Osteoclastic activity was decreased in the SOST deficient mice compared to the WT mice during tooth movement.
(A) TRAP staining at the compression sites in the WT and SOST KO mice at 0 d, 2 d and 4 d. (B) TRAP staining at the compression sites in the WT and SOST KO mice at 6 d, 8 d and 10 d. (C) Quantification of the osteoclasts number per bone surface (mm-1) at the compression site of mice tooth movement. The osteoclast number/bone perimeter increased to the apex at day 4 and gradually decreased through day 10 in the SOST KO mice and WT mice. The number of osteoclasts was significantly lower in the SOST KO mice than in the WT mice at 4d, 6d, and 8d. *p<0.05 vs WT. ***p<0.001 vs WT.
Fig 5.
Sclerostin enhanced RANKL expression and osteoclastic inducible ability of osteocytes.

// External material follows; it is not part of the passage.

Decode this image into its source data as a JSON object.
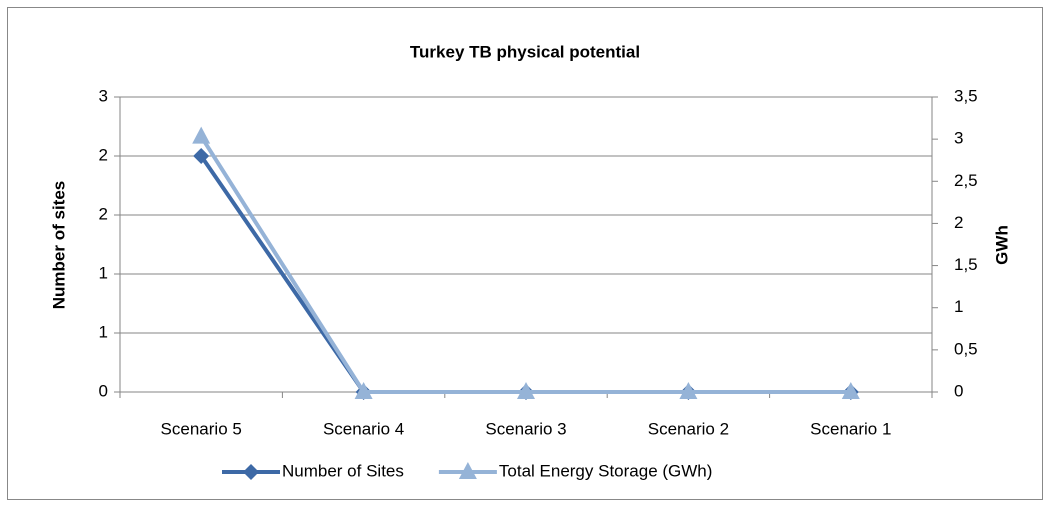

(A) Relative mRNA expression of RANKL in the MLO-Y4 cells under 0 ng/ml, 10 ng/ml, 30 ng/ml, 50 ng/ml and 100 ng/ml rhSCL interference. The expression of RANKL was significantly increased with 30 ng/ml, 50 ng/ml and 100 ng/ml. *p<0.05 vs 0 ng/ml. **p<0.01 vs 0 ng/ml. (B) The relative mRNA expression of OPG in the MLO-Y4 cells under rhSCL interference. No significant change in the OPG level. (C) The ratio of RANKL/OPG was significantly increased under 50 ng/ml and 100 ng/ml rhSCL interference. **p<0.01 vs 0 ng/ml. (D) The release of RANKL by MLO-Y4 was determined by ELISA under rhSCL interference. **p<0.01 vs 0 ng/ml. (E) The TRAP staining of the co-culture of the MLO-Y4 and RAW264.7 cells with or without rhSCL interference. (F) There was a significantly greater number of TRAP-positive cells in the rhSCL group than in the control group. ***p<0.001.